Queensland schools are preparing young people for jail, a prominent Indigenous leader says.
Noel Pearson slammed the state schooling system in Queensland on Thursday, claiming it did not teach children to read and led to high rates of incarceration.
Mr Pearson said it was difficult to urge parents to send their children to schools when the school was “not teaching them”.
“Too many of our schools here in Queensland are preparatory institutions for incarcerations,” he told the Queensland Media Club.
“They prepare kids for juvenile detention and later adult imprisonment.
“That’s the pathway – if you have school failure, if you have reading failure, you have juvenile detention and then you have imprisonment.
Mr Pearson said Indigenous Australians were the most imprisoned people in the world per capita, which was deemed correct according to a fact check by The Conversation.
“The engine for the production of these detainees in juvenile detention and prison, the engine, ultimately is failed schooling,” he said.
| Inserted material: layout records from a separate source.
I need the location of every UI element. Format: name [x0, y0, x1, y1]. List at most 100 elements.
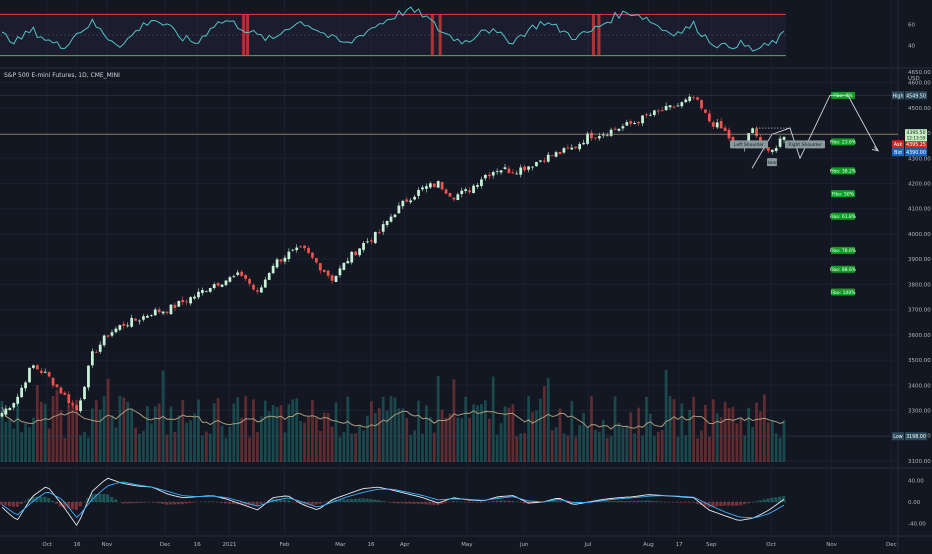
- volume-bar: [319, 431, 322, 462]
- volume-bar: [197, 400, 200, 462]
- oscillator-histogram-bar: [51, 501, 54, 502]
- volume-bar: [264, 401, 267, 462]
- candle-body: [661, 110, 664, 111]
- candle-body: [75, 405, 78, 410]
- candle-body: [504, 167, 507, 169]
- fib-label-text: Fibo: 100%: [831, 290, 857, 296]
- oscillator-histogram-bar: [39, 497, 42, 502]
- volume-bar: [519, 433, 522, 462]
- oscillator-histogram-bar: [122, 502, 125, 504]
- oscillator-histogram-bar: [157, 502, 160, 503]
- oscillator-histogram-bar: [405, 502, 408, 504]
- candle-body: [315, 258, 318, 262]
- volume-bar: [56, 390, 59, 462]
- candle-body: [496, 171, 499, 172]
- candle-body: [543, 161, 546, 162]
- oscillator-histogram-bar: [98, 494, 101, 502]
- volume-bar: [134, 428, 137, 462]
- candle-body: [177, 301, 180, 307]
- oscillator-histogram-bar: [369, 499, 372, 502]
- candle-body: [346, 261, 349, 263]
- candle-body: [229, 277, 232, 282]
- volume-bar: [272, 405, 275, 462]
- volume-bar: [684, 435, 687, 462]
- oscillator-histogram-bar: [476, 502, 479, 503]
- candle-body: [720, 121, 723, 128]
- oscillator-histogram-bar: [621, 501, 624, 502]
- volume-bar: [555, 427, 558, 462]
- candle-body: [126, 325, 129, 326]
- high-price-label-value-text: 4549.50: [906, 93, 926, 99]
- oscillator-histogram-bar: [692, 502, 695, 503]
- volume-bar: [413, 430, 416, 462]
- rsi-overbought-marker: [597, 14, 600, 55]
- volume-bar: [586, 427, 589, 462]
- oscillator-histogram-bar: [499, 500, 502, 502]
- candle-body: [5, 409, 8, 415]
- oscillator-histogram-bar: [165, 502, 168, 505]
- candle-body: [48, 372, 51, 376]
- candle-body: [205, 291, 208, 292]
- fib-level-label: Fibo: 61.8%: [830, 213, 857, 220]
- time-tick-label: Feb: [280, 542, 290, 548]
- volume-bar: [252, 399, 255, 462]
- candle-body: [272, 266, 275, 273]
- candle-body: [515, 174, 518, 175]
- volume-bar: [335, 402, 338, 462]
- candle-body: [221, 285, 224, 287]
- candle-body: [295, 248, 298, 250]
- volume-bar: [527, 396, 530, 462]
- candle-body: [252, 285, 255, 290]
- volume-bar: [158, 404, 161, 462]
- oscillator-histogram-bar: [4, 502, 7, 505]
- volume-bar: [232, 404, 235, 462]
- oscillator-histogram-bar: [609, 501, 612, 502]
- candle-body: [394, 215, 397, 217]
- candle-body: [449, 193, 452, 197]
- volume-bar: [225, 438, 228, 462]
- volume-bar: [771, 420, 774, 462]
- volume-bar: [260, 416, 263, 462]
- volume-bar: [429, 417, 432, 462]
- price-tick-label: 4500.00: [908, 106, 931, 112]
- candle-body: [354, 252, 357, 256]
- fib-label-text: Fibo: 50%: [832, 191, 855, 197]
- oscillator-histogram-bar: [605, 501, 608, 502]
- candle-body: [606, 135, 609, 136]
- oscillator-histogram-bar: [676, 502, 679, 503]
- candle-body: [629, 121, 632, 124]
- candle-body: [268, 273, 271, 280]
- oscillator-histogram-bar: [688, 502, 691, 503]
- oscillator-histogram-bar: [393, 502, 396, 503]
- oscillator-histogram-bar: [727, 502, 730, 506]
- time-tick-label: Dec: [886, 542, 897, 548]
- oscillator-histogram-bar: [291, 501, 294, 502]
- symbol-title[interactable]: S&P 500 E-mini Futures, 1D, CME_MINI: [4, 72, 120, 79]
- candle-body: [115, 329, 118, 333]
- volume-bar: [653, 436, 656, 462]
- candle-body: [142, 316, 145, 319]
- candle-body: [751, 128, 754, 133]
- time-tick-label: Oct: [766, 542, 776, 548]
- rsi-overbought-marker: [246, 14, 249, 55]
- rsi-pane: [0, 7, 786, 56]
- oscillator-histogram-bar: [43, 497, 46, 502]
- volume-bar: [115, 427, 118, 462]
- currency-label: USD: [908, 76, 920, 82]
- candle-body: [708, 114, 711, 122]
- candle-body: [582, 143, 585, 144]
- oscillator-histogram-bar: [417, 502, 420, 504]
- candle-body: [456, 194, 459, 200]
- oscillator-histogram-bar: [503, 501, 506, 502]
- volume-bar: [299, 421, 302, 462]
- fib-label-text: Fibo: 0%: [833, 93, 853, 99]
- volume-bar: [138, 434, 141, 462]
- price-tick-label: 3100.00: [908, 459, 931, 465]
- candle-body: [755, 128, 758, 136]
- volume-bar: [625, 426, 628, 462]
- price-tick-label: 4000.00: [908, 232, 931, 238]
“The direct correlation between kids who can’t read and the kids who are in jail.”
Mr Pearson said the Queensland education system had a “long, long, long way” to go.
“These remote Indigenous schools are the poorest in the country,” he said.
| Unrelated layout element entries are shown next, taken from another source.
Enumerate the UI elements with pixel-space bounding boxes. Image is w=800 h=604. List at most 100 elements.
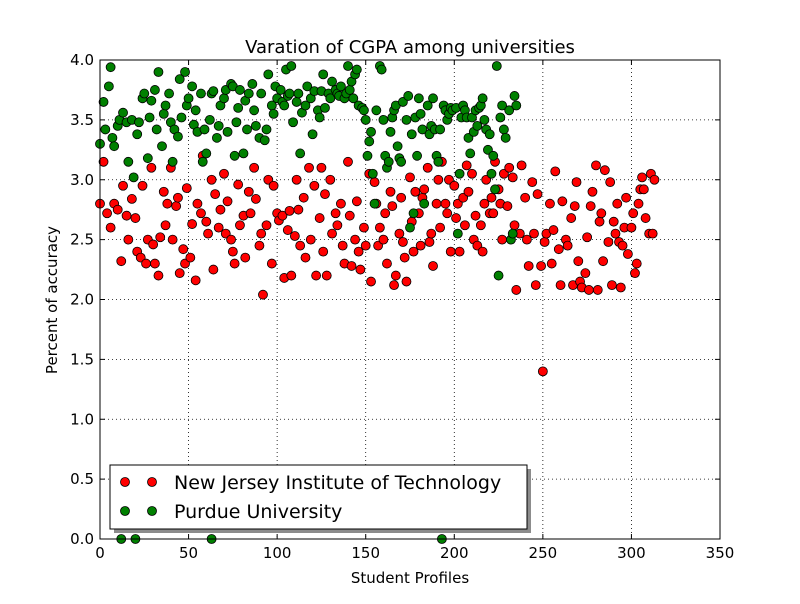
- njit-point: [440, 198, 451, 209]
- purdue-point: [498, 124, 509, 135]
- purdue-point: [509, 91, 520, 101]
- njit-point: [522, 234, 532, 245]
- njit-point: [557, 196, 568, 207]
- njit-point: [360, 240, 371, 251]
- njit-point: [167, 234, 178, 245]
- njit-point: [647, 228, 658, 239]
- purdue-point: [369, 198, 380, 209]
- njit-point: [396, 192, 407, 203]
- njit-point: [327, 228, 337, 239]
- njit-point: [617, 240, 628, 251]
- purdue-point: [219, 93, 229, 104]
- njit-point: [203, 228, 213, 239]
- njit-point: [277, 210, 288, 221]
- purdue-point: [150, 85, 160, 95]
- njit-point: [431, 198, 442, 209]
- njit-point: [380, 208, 391, 219]
- purdue-point: [109, 141, 120, 152]
- njit-point: [497, 234, 508, 245]
- njit-point: [562, 240, 573, 251]
- purdue-point: [151, 124, 162, 135]
- njit-point: [266, 258, 277, 269]
- purdue-point: [495, 112, 506, 123]
- purdue-point: [493, 270, 504, 281]
- purdue-point: [256, 88, 267, 99]
- njit-point: [587, 186, 598, 197]
- purdue-point: [263, 69, 274, 80]
- njit-point: [300, 252, 311, 263]
- purdue-point: [139, 88, 150, 99]
- njit-point: [569, 201, 580, 211]
- njit-point: [628, 208, 639, 219]
- purdue-point: [433, 156, 444, 167]
- njit-point: [293, 204, 304, 215]
- njit-point: [598, 256, 608, 267]
- purdue-point: [132, 129, 143, 140]
- x-tick-label: 0: [95, 544, 105, 562]
- legend-marker-purdue: [120, 506, 130, 516]
- x-axis-label: Student Profiles: [351, 569, 469, 587]
- njit-point: [433, 174, 444, 185]
- njit-point: [649, 174, 660, 185]
- njit-point: [155, 232, 166, 243]
- purdue-point: [233, 103, 244, 113]
- njit-point: [389, 280, 399, 291]
- purdue-point: [327, 76, 337, 87]
- njit-point: [527, 177, 538, 188]
- purdue-point: [428, 93, 438, 104]
- legend-label-njit: New Jersey Institute of Technology: [174, 472, 501, 494]
- njit-point: [539, 237, 550, 247]
- njit-point: [213, 222, 224, 233]
- njit-point: [298, 192, 309, 203]
- purdue-point: [314, 112, 325, 123]
- purdue-point: [128, 172, 139, 183]
- njit-point: [408, 246, 419, 257]
- njit-point: [555, 280, 566, 291]
- njit-point: [102, 208, 112, 219]
- njit-point: [502, 201, 513, 211]
- purdue-point: [98, 97, 109, 107]
- njit-point: [160, 220, 171, 231]
- legend-box: [109, 464, 528, 530]
- njit-point: [309, 180, 320, 191]
- njit-point: [98, 156, 109, 167]
- njit-point: [351, 196, 362, 207]
- purdue-point: [419, 198, 430, 209]
- njit-point: [516, 160, 527, 171]
- njit-point: [451, 213, 461, 223]
- njit-point: [359, 222, 369, 233]
- njit-point: [410, 186, 421, 197]
- purdue-point: [142, 153, 153, 164]
- purdue-point: [118, 107, 128, 118]
- y-tick-label: 1.0: [70, 410, 94, 428]
- purdue-point: [201, 148, 212, 159]
- purdue-point: [222, 126, 233, 137]
- njit-point: [633, 198, 644, 209]
- njit-point: [615, 282, 626, 293]
- purdue-point: [231, 117, 242, 128]
- njit-point: [477, 246, 488, 257]
- purdue-point: [490, 184, 500, 195]
- njit-point: [520, 192, 531, 203]
- purdue-point: [250, 120, 261, 131]
- njit-point: [289, 231, 300, 241]
- purdue-point: [199, 124, 210, 135]
- njit-point: [254, 240, 265, 251]
- purdue-point: [144, 112, 155, 123]
- x-tick-label: 150: [351, 544, 380, 562]
- njit-point: [332, 220, 343, 231]
- njit-point: [196, 208, 206, 219]
- njit-point: [192, 198, 203, 209]
- purdue-point: [415, 108, 426, 119]
- njit-point: [141, 258, 151, 269]
- njit-point: [442, 208, 453, 219]
- njit-point: [118, 180, 128, 191]
- purdue-point: [146, 95, 157, 106]
- njit-point: [206, 174, 217, 185]
- purdue-point: [279, 100, 290, 111]
- purdue-point: [197, 156, 208, 167]
- purdue-point: [134, 117, 144, 128]
- njit-point: [305, 234, 316, 245]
“I see no sign that there’s any kind of serious strategy to turn that situation around.”
Indigenous people make up 4 per cent of the total population in Queensland, according to the latest Census data.
But they make up two-thirds of the children locked up, according to an Amnesty International Report, and 32 per cent of the population in adult jails, according to the ABS.
It comes after Mr Pearson’s Good to Great Schools pulled out of running Aurukun State School in November 2016, leaving it to the Education Department.
Aurukun State School was closed briefly in 2016 after staff were threatened, with allegations the principal was attacked by a group of teenagers, and teachers evacuated.
In February, an audit office report found Education Department staff overstated how many students were enrolled at the Aurukun school due to incorrect interpretation of policies and poor record-keeping.
Asked at the Queensland Media Club whether he wanted to re-engage with the Aurukun school, Mr Pearson said he did.
“It’s the great heartbreak of my life losing that school,” he said.
“I’m not in public life to lose things like that – those children are my most precious anxiety.
“I don’t believe (Education Minister) Kate Jones and (Education Department director-general) Jim Watterston have done the right thing by those children.
“So yes, I harbour that hope and dream. Not for my sake, but for theirs.”
Mr Pearson said he did not believe the outcome for the school was fair.
“Essentially that school got shut down for a law-and-order problem down the street,” he said.
But Mr Pearson did not answer a question on whether he would write to Education Minister Kate Jones asking to teach his program at Aurukun again.
“They know our position on that,” he said.
“I think that this whole question of fixing up the schools in remote areas is still a big agenda for us.”
An agreement is in place between Good to Great Schools for Coen and Hope schools.
Ms Jones said positive change was being seen in the Aurukun community, starting at the school.
She said the government had introduced Years 7 to 12 at the school.
“While students still have the option of undertaking secondary education at boarding schools, those who are not ready to leave their community can now continue at Aurukun State School with a flexible learning program,” she said.
“This is what the community asked for.
“This approach has proved successful with 47 students now enrolled and engaged in secondary studies at the school.”
Ms Jones said the school focused on individual case management, working closely with families to support students into study, training or work.
?Mr Watterston said the Department only resumed full control of Aurukun school after Mr Pearson advised Good to Great Schools would cease further support to the school from 2017.
He said the school had a thriving new P&C committee and a first-language curriculum in the Wik language was developed and implemented within the community.
“While direct instruction remains in reading and spelling, there is now a strong alignment to students learning under the Australian curriculum,” Mr Watterston said.